Anthropology is, of course, the study of humans. There has recently been the scholarly consideration that human movement across the globe is not singularly human, though. On every scale, multiple beings flourish alongside humans. Even down to the individual, a human being is composed of multiple species with symbiotic microbiomes that keep them alive and healthy. Studying rats shows us one of the nonhuman beings that have become part of human life—through population health events like the rise of cities, through pest management, through domestication and laboratory life.
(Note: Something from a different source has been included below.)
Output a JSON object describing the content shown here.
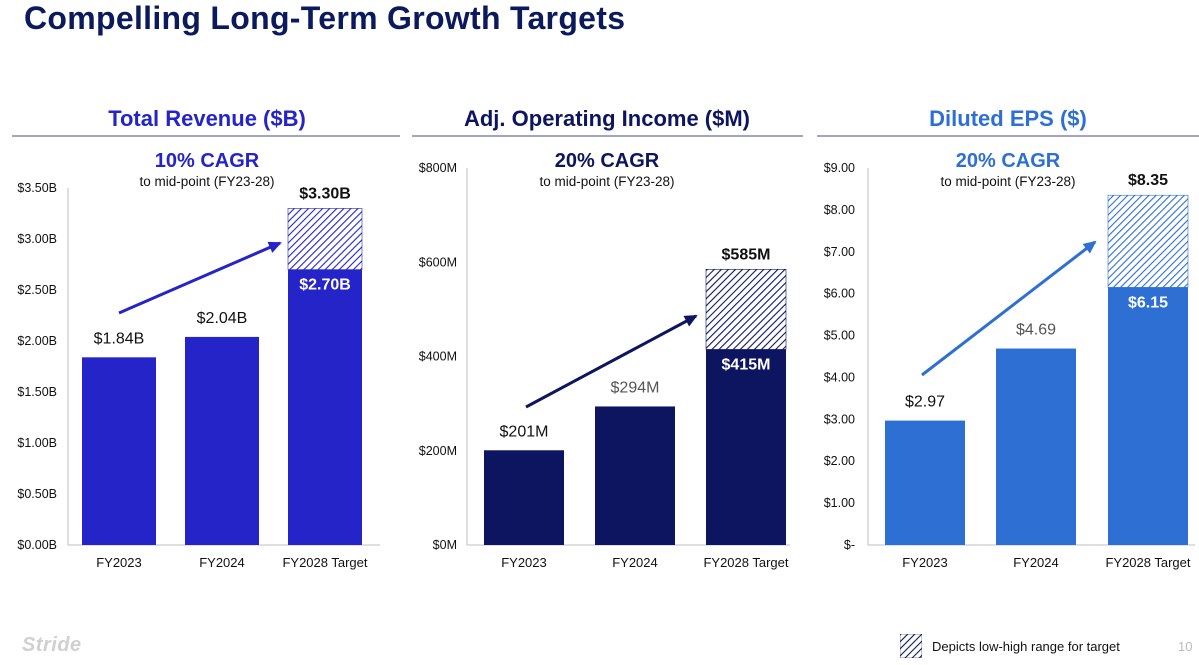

Rats also illustrate behaviors and patterns of being human that most humans prefer not to see nor acknowledge—our adaptability, for sure, but also our capacity for destruction. I don’t want to come off as this being a righteous condemnation of rats and humans. Instead, I want to look at rats with clear eyes as a loveable animal with a kinship with humans but also an acknowledgment of what that kinship really means.
How does your research at the intersection of medicine, the environment, and war contribute to the broader discourse within the environmental humanities? In what ways do you see your work engaging with or challenging existing paradigms within this interdisciplinary field?
I think my research follows trends about human-nonhuman relations in these disciplines while engaging with what really makes humans exceptional, war and violence. Of course, there are other kinds of beings who seem to ‘war’ with each other, but humans are fairly unique in our violent tendencies. I see the challenge of such devastating violence as being moral rather than scholarly—how can we acknowledge atrocities, how atrocities have contributed to climate change as well as suffering across species, and how can we simultaneously maintain our affection and delight in being human? I consider the rat as a kind of practice for this—loving rats while acknowledging their destruction—it helps me frame those conundrums. Stories and storytelling with the humanities also helps me with this. Perhaps this is too personal answer for a question about broader discourses, but it feels like these are the broader challenges of our lives (perhaps always already)—confronting human violence and destruction, holding humans accountable for it, while also loving them.